Autrement dit, la décision de le connecter à un respirateur ou non est une question de vie ou de mort. Si un jeune patient arrivé aux soins intensifs a besoin d’un respirateur et qu’il n’y en a pas de disponible, il y a fort à parier qu’on débranchera un autre patient dont les chances de survie sont jugées moins probantes. Dans les cas extrêmes, il se pourrait même qu’on débranche un patient capable de survivre mais dont l’espérance de vie n’est pas aussi longue. Pareil raisonnement ne va pas dans l’intérêt des patients âgés ou présentant d’autres pathologies.
La ventilation met l’organisme à rude épreuve. Les patients âgés peuvent difficilement y survivre plus de deux ou trois semaines, le délai nécessaire pour récupérer du Covid-19. En temps ordinaire, tout serait mis en oeuvre pour maintenir le patient en vie jusqu’à ce que le traitement s’avère vain. Ce n’est plus possible dans certains hôpitaux.

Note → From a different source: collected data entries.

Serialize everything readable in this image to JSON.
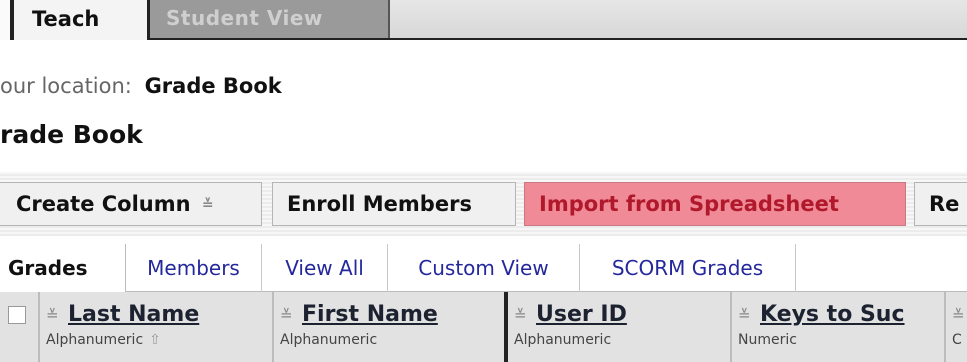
{
  "top_tabs": {
    "teach": "Teach",
    "student_view": "Student View"
  },
  "location": {
    "label": "our location:",
    "value": "Grade Book"
  },
  "page_title": "rade Book",
  "toolbar": {
    "create_column": "Create Column",
    "enroll_members": "Enroll Members",
    "import_spreadsheet": "Import from Spreadsheet",
    "re": "Re"
  },
  "content_tabs": [
    "Grades",
    "Members",
    "View All",
    "Custom View",
    "SCORM Grades"
  ],
  "columns": [
    {
      "name": "Last Name",
      "type": "Alphanumeric"
    },
    {
      "name": "First Name",
      "type": "Alphanumeric"
    },
    {
      "name": "User ID",
      "type": "Alphanumeric"
    },
    {
      "name": "Keys to Suc",
      "type": "Numeric"
    },
    {
      "name": "",
      "type": "C"
    }
  ],
  "colors": {
    "import_bg": "#f08a96",
    "import_text": "#b0182c",
    "tab_link": "#24289c"
  }
}
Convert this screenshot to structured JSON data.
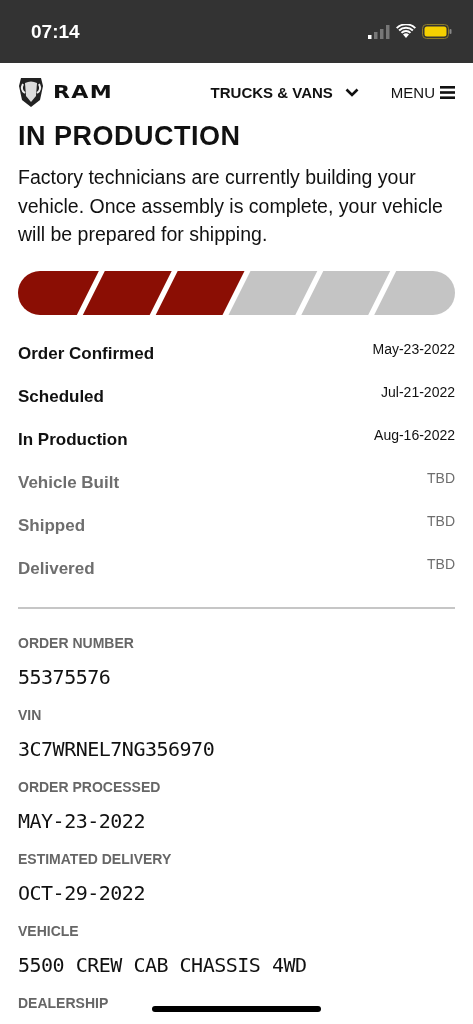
{
  "status_bar": {
    "time": "07:14"
  },
  "header": {
    "logo": "RAM",
    "nav": "TRUCKS & VANS",
    "menu": "MENU"
  },
  "title": "IN PRODUCTION",
  "description": "Factory technicians are currently building your vehicle. Once assembly is complete, your vehicle will be prepared for shipping.",
  "progress": {
    "segments": [
      {
        "filled": true
      },
      {
        "filled": true
      },
      {
        "filled": true
      },
      {
        "filled": false
      },
      {
        "filled": false
      },
      {
        "filled": false
      }
    ]
  },
  "milestones": [
    {
      "label": "Order Confirmed",
      "date": "May-23-2022",
      "reached": true
    },
    {
      "label": "Scheduled",
      "date": "Jul-21-2022",
      "reached": true
    },
    {
      "label": "In Production",
      "date": "Aug-16-2022",
      "reached": true
    },
    {
      "label": "Vehicle Built",
      "date": "TBD",
      "reached": false
    },
    {
      "label": "Shipped",
      "date": "TBD",
      "reached": false
    },
    {
      "label": "Delivered",
      "date": "TBD",
      "reached": false
    }
  ],
  "details": [
    {
      "label": "ORDER NUMBER",
      "value": "55375576"
    },
    {
      "label": "VIN",
      "value": "3C7WRNEL7NG356970"
    },
    {
      "label": "ORDER PROCESSED",
      "value": "MAY-23-2022"
    },
    {
      "label": "ESTIMATED DELIVERY",
      "value": "OCT-29-2022"
    },
    {
      "label": "VEHICLE",
      "value": "5500 CREW CAB CHASSIS 4WD"
    },
    {
      "label": "DEALERSHIP"
    }
  ]
}
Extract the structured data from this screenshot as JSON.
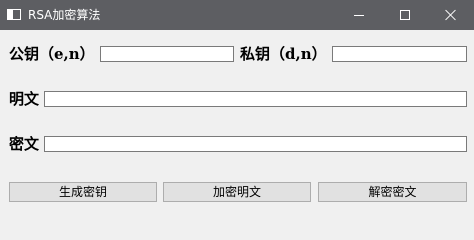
{
  "window": {
    "title": "RSA加密算法"
  },
  "public_key": {
    "label": "公钥（e,n）",
    "value": ""
  },
  "private_key": {
    "label": "私钥（d,n）",
    "value": ""
  },
  "plaintext": {
    "label": "明文",
    "value": ""
  },
  "ciphertext": {
    "label": "密文",
    "value": ""
  },
  "buttons": {
    "generate": "生成密钥",
    "encrypt": "加密明文",
    "decrypt": "解密密文"
  }
}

De l’avis des médecins italiens, il faudrait définir préalablement les critères de sélection des patients et en informer correctement les patients et leur famille. Il serait également judicieux de confier les décisions douloureuses à une personne autre que les médecins en première ligne. Quitte à ce qu’ils puissent contester les décisions s’ils les jugent erronées.
Quels critères ?
Ailleurs dans le monde, de nouvelles directives de triage sont en cours d’élaboration. Le Canada réfléchit à des critères en concertation avec les juristes et les organismes de régulation gouvernementaux, sur les conseils de Ross Upshur, professeur à la Dalla Lana School of Public Health de Toronto. En Grande-Bretagne, la définition de critères a été particulièrement pénible. Pour le National Institute for Health and Care Excellence, une instance gouvernementale, la décision d’admettre un patient aux soins intensifs doit être prise en fonction de l’avantage médical potentiel. Depuis l’émission de cette recommandation, l’Institut a toutefois précisé qu’un indice générique fragile, repris dans ses directives, ne doit pas être appliqué aux jeunes ou aux citoyens connaissant des difficultés d’apprentissage.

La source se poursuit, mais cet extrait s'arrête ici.